Published in partnership with Les Amis de la Terre France, the Exiting coal: Is the French financial industry on its way? report highlights the Paris Financial Centre’s commitment to adopting a timetable for total disengagement from the coal sector, and looks at where industry players such as AXA currently stand in respect of the goal.
Other firms featured in the document seen by Insurance Business are Société Générale, BNP Paribas, and Crédit Agricole.
In discussing AXA’s coal journey, the report's author – Unfriend Coal campaign coordinator Lucie Pinson – pointed to the insurance group’s “aborted ambition” and cited how the French insurer’s anti-coal efforts have been surpassed by those of its peers.
“AXA is recognised as the first major investor to adopt a coal policy that not only excludes companies based on the share of coal in their activities,” wrote Pinson.
“Applying a 30% threshold, AXA added in 2017 the exclusion of companies which produce more than 20 million tonnes of coal per year and those that plan to produce more than 3 gigawatts of new coal-fired power generation capacity. This first step, very welcome at the time, was very quickly overtaken…”
The report went on to state: “Today, AXA’s policy is more than outdated and difficult to justify: it allows the insurer to still invest in companies with more than 118 gigawatts of new coal production capacity, more than twice the capacity of Germany’s coal-fired power plants.

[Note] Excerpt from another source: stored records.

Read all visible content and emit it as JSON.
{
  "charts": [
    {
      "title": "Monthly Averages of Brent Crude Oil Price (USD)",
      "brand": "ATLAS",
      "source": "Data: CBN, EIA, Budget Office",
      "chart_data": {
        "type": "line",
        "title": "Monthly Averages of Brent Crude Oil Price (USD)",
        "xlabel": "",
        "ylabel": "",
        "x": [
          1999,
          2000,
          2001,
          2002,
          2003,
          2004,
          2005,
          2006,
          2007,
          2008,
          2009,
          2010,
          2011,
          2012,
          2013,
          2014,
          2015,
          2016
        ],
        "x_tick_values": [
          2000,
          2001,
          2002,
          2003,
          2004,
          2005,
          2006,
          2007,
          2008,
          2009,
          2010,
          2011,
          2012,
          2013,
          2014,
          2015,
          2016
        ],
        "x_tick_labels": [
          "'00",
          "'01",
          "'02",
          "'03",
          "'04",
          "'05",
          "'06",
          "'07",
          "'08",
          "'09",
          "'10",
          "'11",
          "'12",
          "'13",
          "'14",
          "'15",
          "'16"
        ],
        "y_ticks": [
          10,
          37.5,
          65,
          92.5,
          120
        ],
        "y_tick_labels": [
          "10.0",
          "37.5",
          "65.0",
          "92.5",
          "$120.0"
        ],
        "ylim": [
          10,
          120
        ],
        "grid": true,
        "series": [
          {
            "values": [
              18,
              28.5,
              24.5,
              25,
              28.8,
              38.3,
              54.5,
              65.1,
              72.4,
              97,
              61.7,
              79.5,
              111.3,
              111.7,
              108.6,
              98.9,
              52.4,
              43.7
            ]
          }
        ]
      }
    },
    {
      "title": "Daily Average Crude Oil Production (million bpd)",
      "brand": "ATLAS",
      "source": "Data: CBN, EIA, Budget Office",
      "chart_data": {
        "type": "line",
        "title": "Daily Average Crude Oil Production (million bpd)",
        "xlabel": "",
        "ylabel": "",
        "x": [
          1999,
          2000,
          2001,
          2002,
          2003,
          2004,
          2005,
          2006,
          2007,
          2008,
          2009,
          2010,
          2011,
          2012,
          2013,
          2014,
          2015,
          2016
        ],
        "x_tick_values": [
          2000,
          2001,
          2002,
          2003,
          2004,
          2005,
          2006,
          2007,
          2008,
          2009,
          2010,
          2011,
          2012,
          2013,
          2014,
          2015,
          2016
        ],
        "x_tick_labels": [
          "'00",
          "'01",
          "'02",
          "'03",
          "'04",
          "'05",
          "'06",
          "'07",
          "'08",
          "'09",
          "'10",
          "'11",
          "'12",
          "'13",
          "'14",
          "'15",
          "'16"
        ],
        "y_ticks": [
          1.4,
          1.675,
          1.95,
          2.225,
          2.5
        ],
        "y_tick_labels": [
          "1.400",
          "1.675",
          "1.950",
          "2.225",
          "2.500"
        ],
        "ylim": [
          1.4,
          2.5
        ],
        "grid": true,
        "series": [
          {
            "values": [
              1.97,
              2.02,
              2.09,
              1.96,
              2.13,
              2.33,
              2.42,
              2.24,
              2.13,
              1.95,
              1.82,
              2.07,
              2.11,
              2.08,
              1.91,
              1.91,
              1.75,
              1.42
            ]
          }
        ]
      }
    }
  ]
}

“At its annual general meeting in April 2019, AXA undertook to review this exclusion threshold for developers of new coal-fired power plants. But nothing has been said about the 159 companies that are developing mining or coal infrastructure projects.”
In terms of coverage, Pinson drew attention to what Unfriend Coal views as an inconsistency as far as AXA’s underwriting activities are concerned.
“AXA no longer directly insures new coal mine and coal-fired power plant projects,” it was noted in the report. “But the insurance giant can still provide insurance coverage, including non-life insurance, to companies that develop these same projects, even if AXA has excluded them from its investments.
“It’s another inconsistency with the 2017 commitment to not only control the impact of climate change on AXA but also the impact of AXA’s activities on the climate.”